By marrying financially driven business plans with values-driven health interventions, sound and sustainable interventions are more likely to be developed. In practice, however, the evaluation data indicate that only 54 percent of teams reported post-Management Academy implementation of their business plans (with only 22% reporting full implementation), and 46 percent reported postponement or abandonment of their plans. Given that these teams had minimal experience with the development and implementation of business plans, the fact that half were still actively engaged with their plans post-Management Academy is impressive. Even so, there is clearly a need to improve upon the intervention to increase the capabilities of teams to implement sound business plans as routine practice. It is also important to deeply understand the barriers to implementing business planning in public health contexts.

 

Funding Model, Sustainability, and Evaluation

It remains to be seen whether the Management Academy's largely fee-for-service funding model that grew out of the initial third party funding model is sustainable. There is clearly strong demand for programs of this type and for the UNC program in particular; few other organizations are in a position to meet this need. Although the evaluation team of the Management Academy intervention included a variety of methods employed by internal and external evaluators to gauge participants' outcomes, we do not know enough about the longer term effects of the Management Academy experience, either on the individuals and teams who participated or on the organizations and communities who were recipients of the individual and team efforts. We also do not know whether the Management Academy equipped participants with greater capacity and competence to design and implement efforts that were not explicitly part of the Management Academy experience. Thus, whether the entrepreneurial spirit that the Management Academy tried to instill will in fact gain traction and help build a more diversified, long-term funding base for public health is an important question that remains unanswered. Moreover, in the absence of a comparison group, which theoretically could be drawn from a waiting list (eg, using a delayed treatment design) or from matched teams/organizations that received a different intervention or no intervention at all, it is difficult to conclude definitively that the Management Academy experience produced outcomes that would not have happened otherwise.

 

Systems Perspectives

The Management Academy curriculum touches upon systems science, but this topic is not covered in depth. A special issue on "systems thinking" that appeared in the March 2006 American Journal of Public Health reflects the growing interest in systems perspectives within the field of public health.17-20 Some of the most notable scholars in systems thinking come from fields outside of public health and the social sciences, including business, computer science, engineering, and operations research. The incorporation of systems theory into the Institute's curriculum could provide deeper links between public health and business scholars and practitioners,17-20 and perhaps lead to more efficacious interventions and more viable long-term sustainability.

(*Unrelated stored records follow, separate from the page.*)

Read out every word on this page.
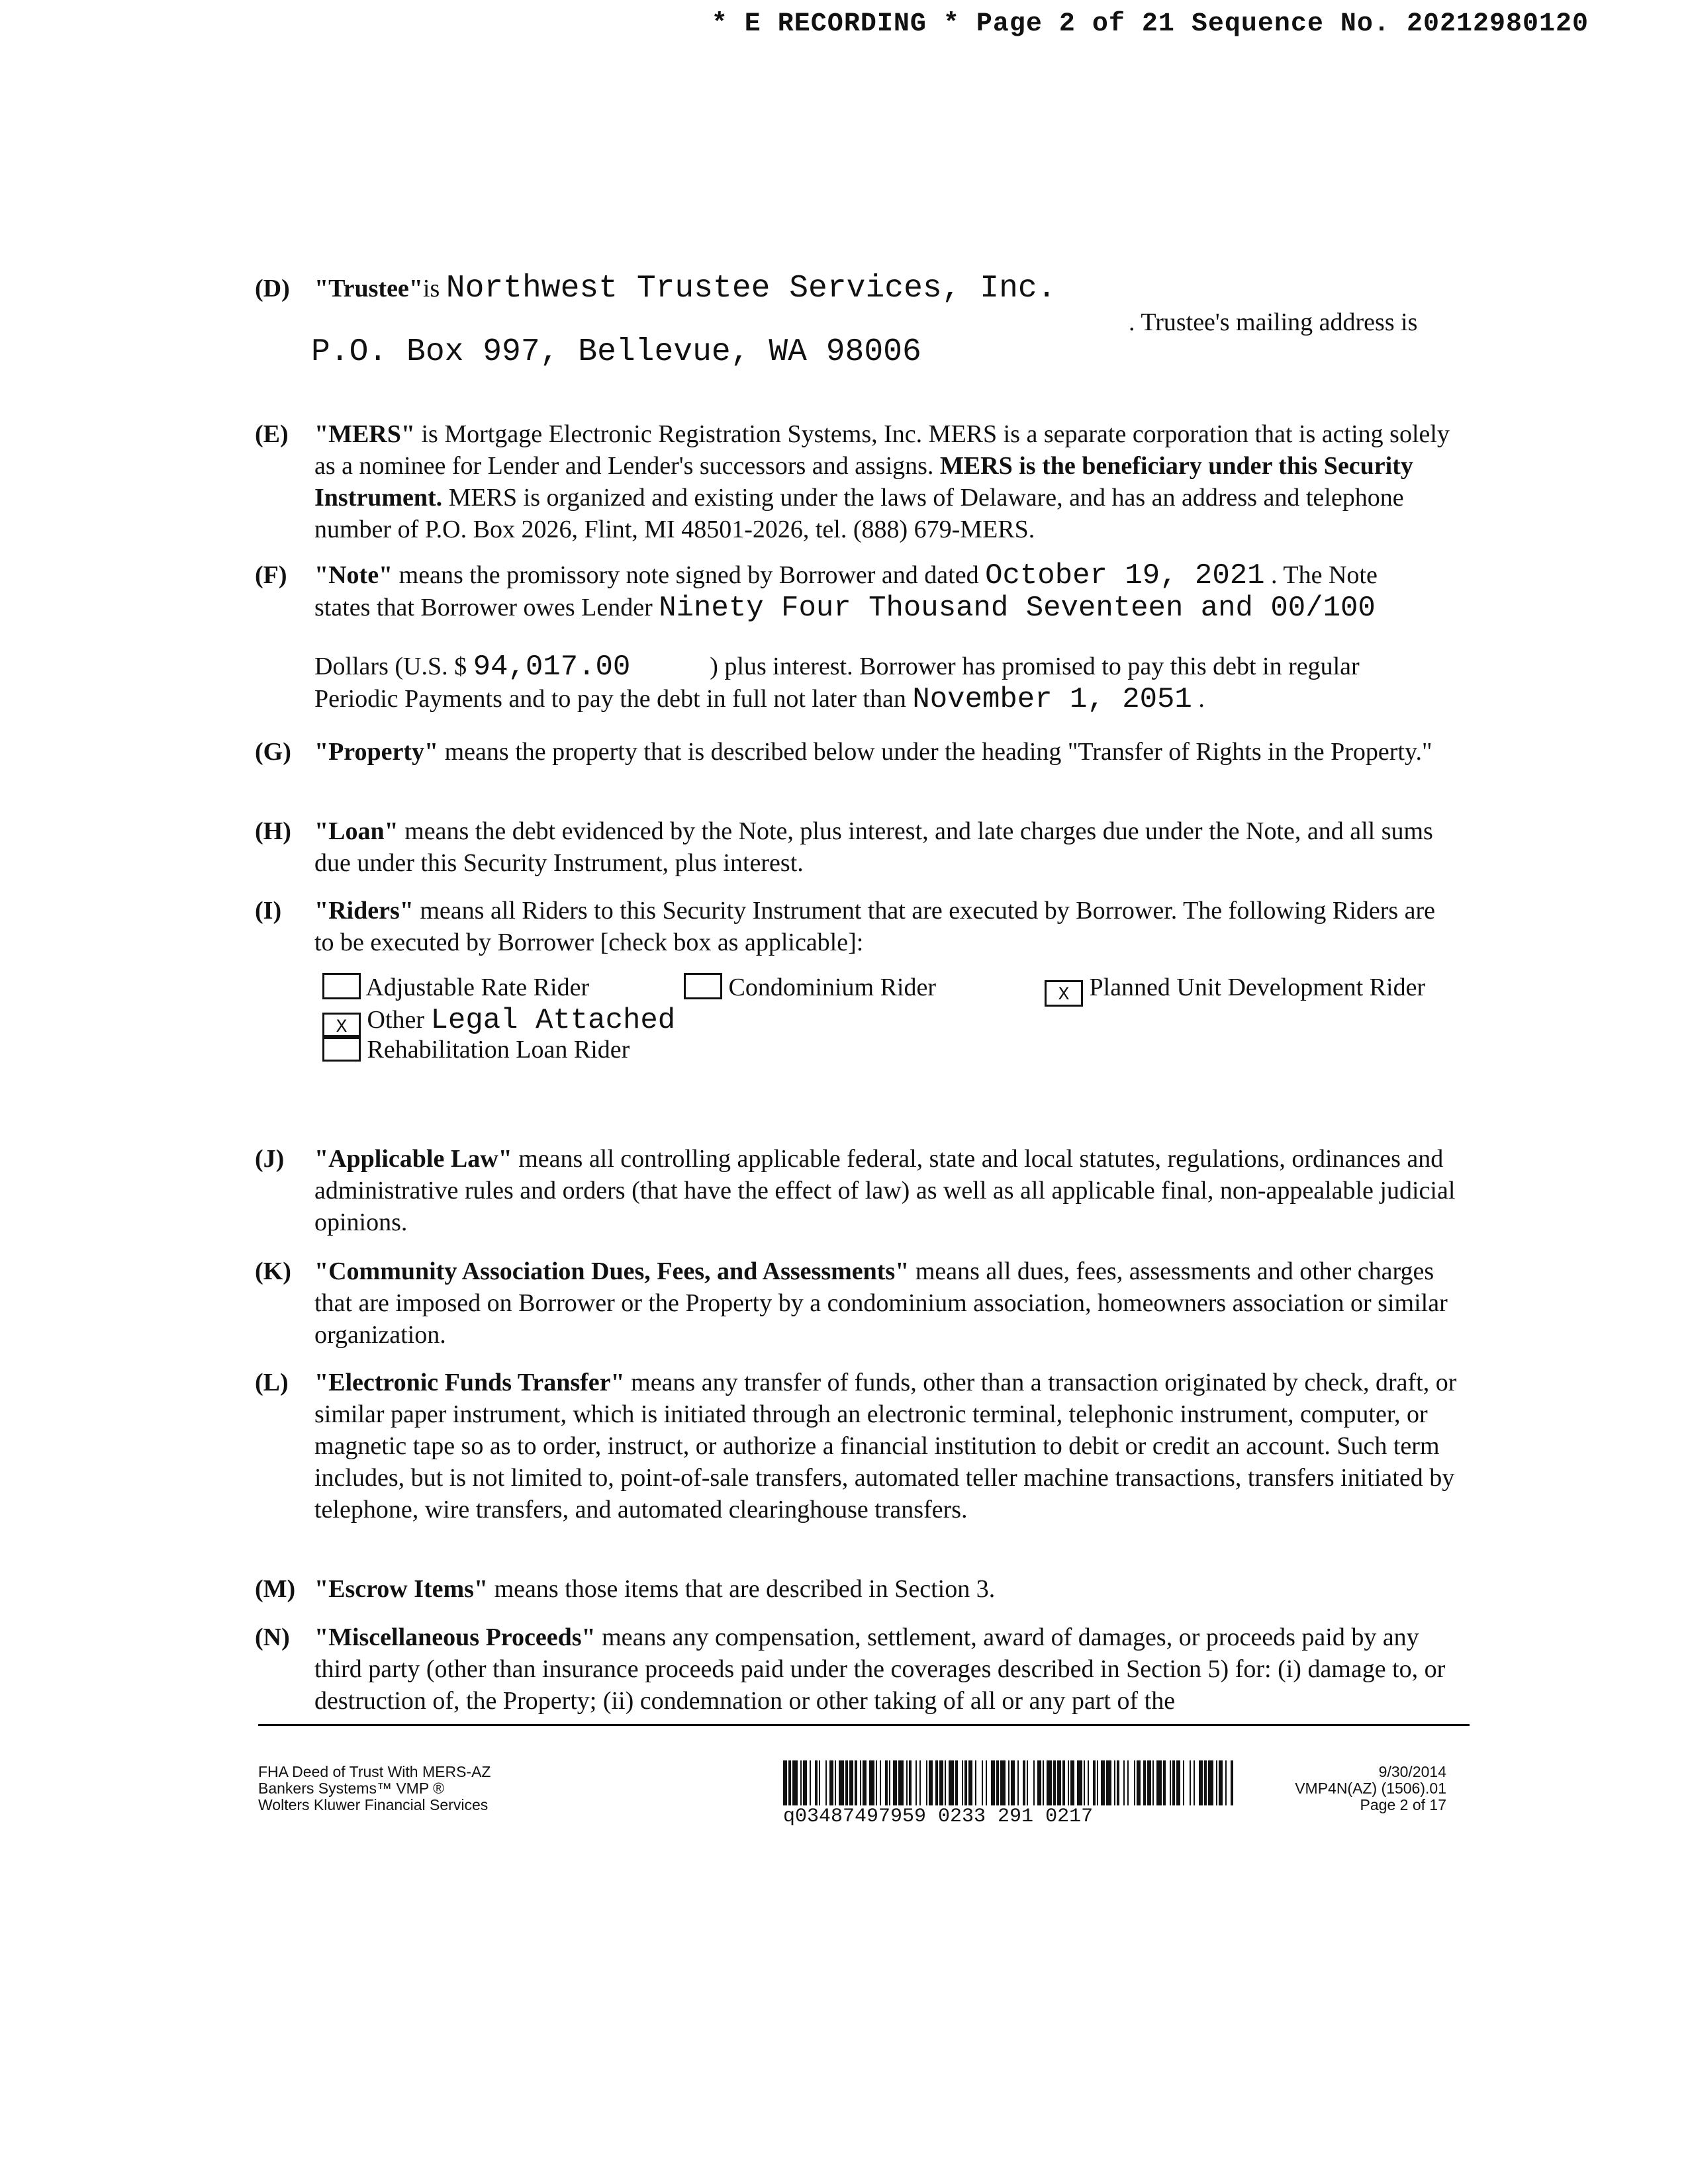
* E RECORDING * Page 2 of 21 Sequence No. 20212980120
(D) "Trustee"is Northwest Trustee Services, Inc.
. Trustee's mailing address is
P.O. Box 997, Bellevue, WA 98006
(E) "MERS" is Mortgage Electronic Registration Systems, Inc. MERS is a separate corporation that is acting solely as a nominee for Lender and Lender's successors and assigns. MERS is the beneficiary under this Security Instrument. MERS is organized and existing under the laws of Delaware, and has an address and telephone number of P.O. Box 2026, Flint, MI 48501-2026, tel. (888) 679-MERS.
(F) "Note" means the promissory note signed by Borrower and dated October 19, 2021 . The Note
states that Borrower owes Lender Ninety Four Thousand Seventeen and 00/100
Dollars (U.S. $ 94,017.00	) plus interest. Borrower has promised to pay this debt in regular
Periodic Payments and to pay the debt in full not later than November 1, 2051 .
(G) "Property" means the property that is described below under the heading "Transfer of Rights in the Property."
(H) "Loan" means the debt evidenced by the Note, plus interest, and late charges due under the Note, and all sums due under this Security Instrument, plus interest.
(I) "Riders" means all Riders to this Security Instrument that are executed by Borrower. The following Riders are to be executed by Borrower [check box as applicable]:
Adjustable Rate Rider	Condominium Rider	X Planned Unit Development Rider
X Other Legal Attached
Rehabilitation Loan Rider
(J) "Applicable Law" means all controlling applicable federal, state and local statutes, regulations, ordinances and administrative rules and orders (that have the effect of law) as well as all applicable final, non-appealable judicial opinions.
(K) "Community Association Dues, Fees, and Assessments" means all dues, fees, assessments and other charges that are imposed on Borrower or the Property by a condominium association, homeowners association or similar organization.
(L) "Electronic Funds Transfer" means any transfer of funds, other than a transaction originated by check, draft, or similar paper instrument, which is initiated through an electronic terminal, telephonic instrument, computer, or magnetic tape so as to order, instruct, or authorize a financial institution to debit or credit an account. Such term includes, but is not limited to, point-of-sale transfers, automated teller machine transactions, transfers initiated by telephone, wire transfers, and automated clearinghouse transfers.
(M) "Escrow Items" means those items that are described in Section 3.
(N) "Miscellaneous Proceeds" means any compensation, settlement, award of damages, or proceeds paid by any third party (other than insurance proceeds paid under the coverages described in Section 5) for: (i) damage to, or destruction of, the Property; (ii) condemnation or other taking of all or any part of the
FHA Deed of Trust With MERS-AZ
Bankers Systems™ VMP ®
Wolters Kluwer Financial Services
q03487497959 0233 291 0217
9/30/2014
VMP4N(AZ) (1506).01
Page 2 of 17
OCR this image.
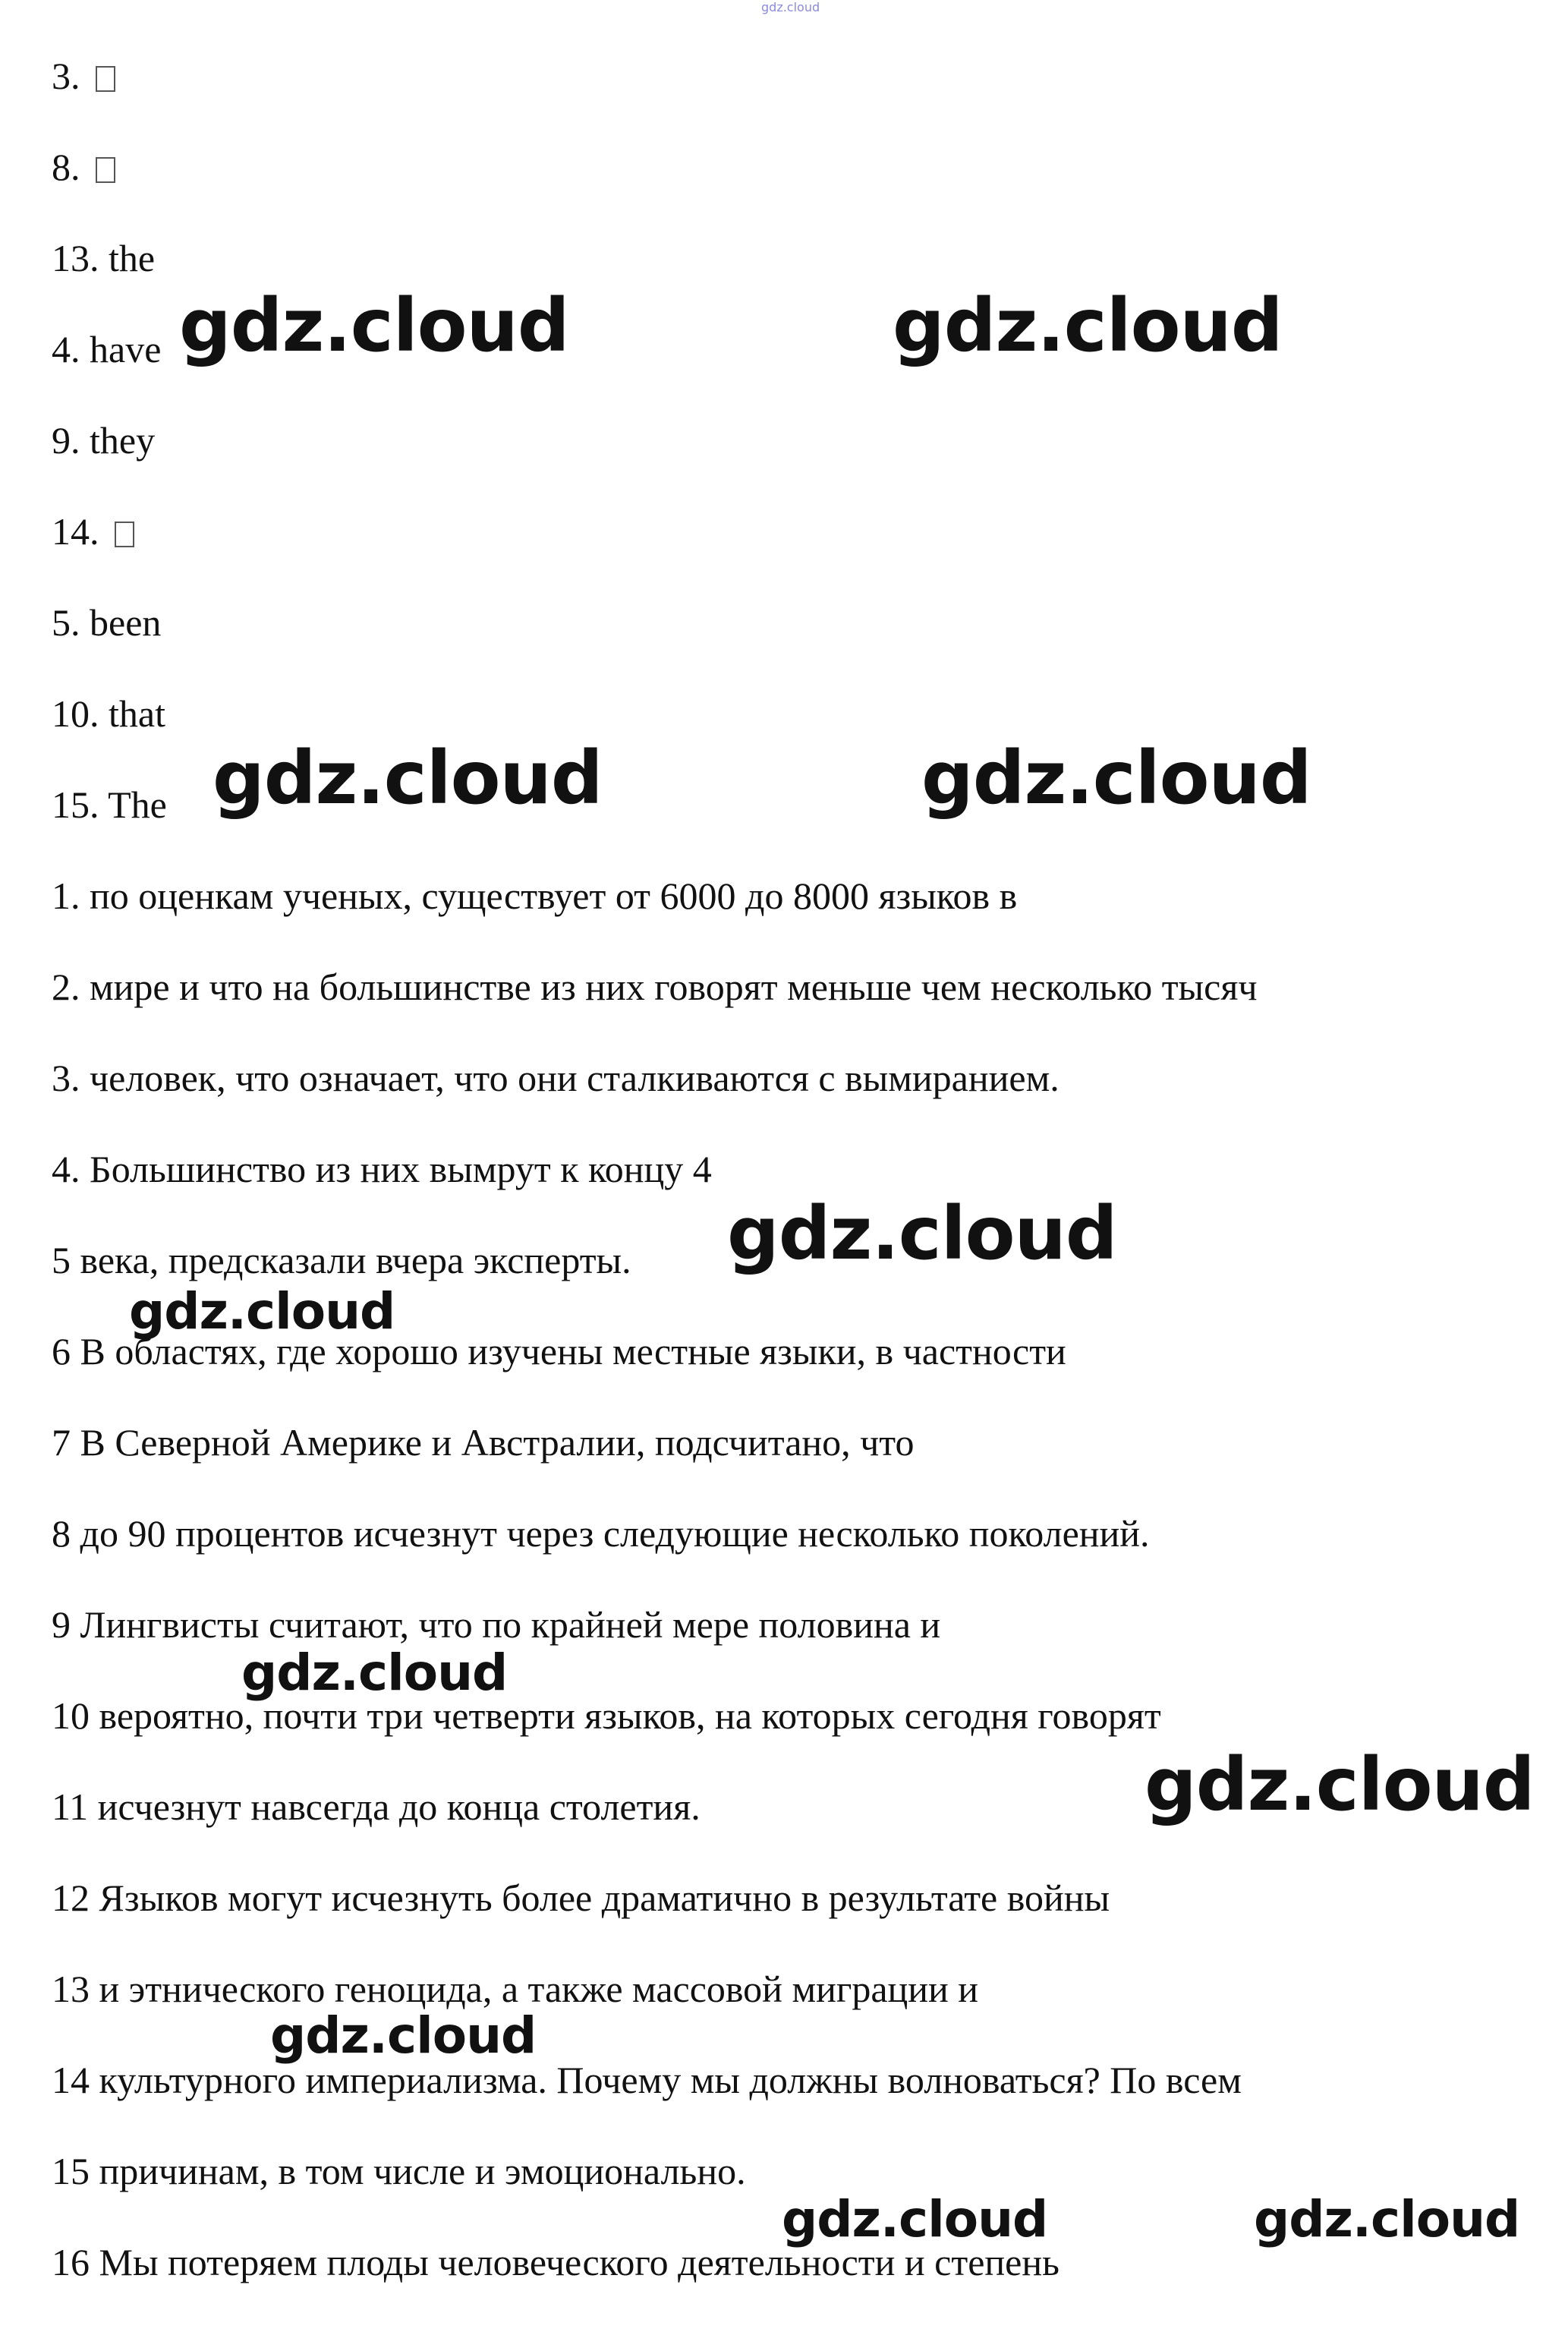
gdz.cloud
3.
8.
13. the
4. have
9. they
14.
5. been
10. that
15. The
1. по оценкам ученых, существует от 6000 до 8000 языков в
2. мире и что на большинстве из них говорят меньше чем несколько тысяч
3. человек, что означает, что они сталкиваются с вымиранием.
4. Большинство из них вымрут к концу 4
5 века, предсказали вчера эксперты.
6 В областях, где хорошо изучены местные языки, в частности
7 В Северной Америке и Австралии, подсчитано, что
8 до 90 процентов исчезнут через следующие несколько поколений.
9 Лингвисты считают, что по крайней мере половина и
10 вероятно, почти три четверти языков, на которых сегодня говорят
11 исчезнут навсегда до конца столетия.
12 Языков могут исчезнуть более драматично в результате войны
13 и этнического геноцида, а также массовой миграции и
14 культурного империализма. Почему мы должны волноваться? По всем
15 причинам, в том числе и эмоционально.
16 Мы потеряем плоды человеческого деятельности и степень
gdz.cloud	gdz.cloud
gdz.cloud	gdz.cloud
gdz.cloud
gdz.cloud
gdz.cloud
gdz.cloud
gdz.cloud
gdz.cloud	gdz.cloud
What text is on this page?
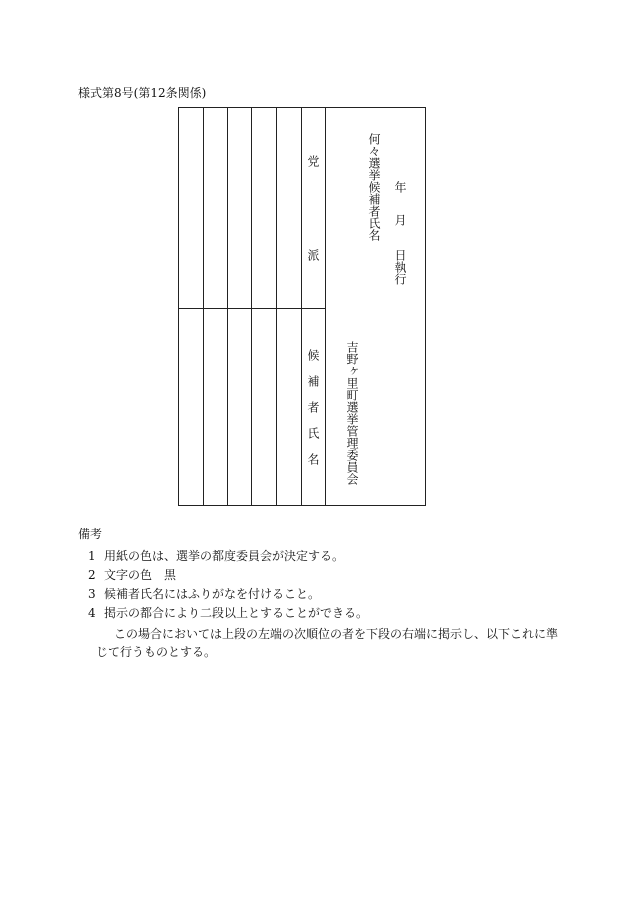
様式第8号(第12条関係)
党
派
候補者氏名
何々選挙候補者氏名 年
月
日執行
吉野ヶ里町選挙管理委員会
備考
1 用紙の色は、選挙の都度委員会が決定する。
2 文字の色　黒
3 候補者氏名にはふりがなを付けること。
4 掲示の都合により二段以上とすることができる。
この場合においては上段の左端の次順位の者を下段の右端に掲示し、以下これに準
じて行うものとする。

Likewise, the Management Academy could expand the impact of its action-learning teams by helping members see and experience the important distinction between technical and adaptive solutions (ie, between solutions within a system and solutions that change a system and/or require working outside of the status quo).21

 

This special issue highlights a public health intervention that effectively merges the principles and practices of public health and of business. It illustrates that innovation exists across the disciplinary divide for those bold enough to bridge the gap between public health and management.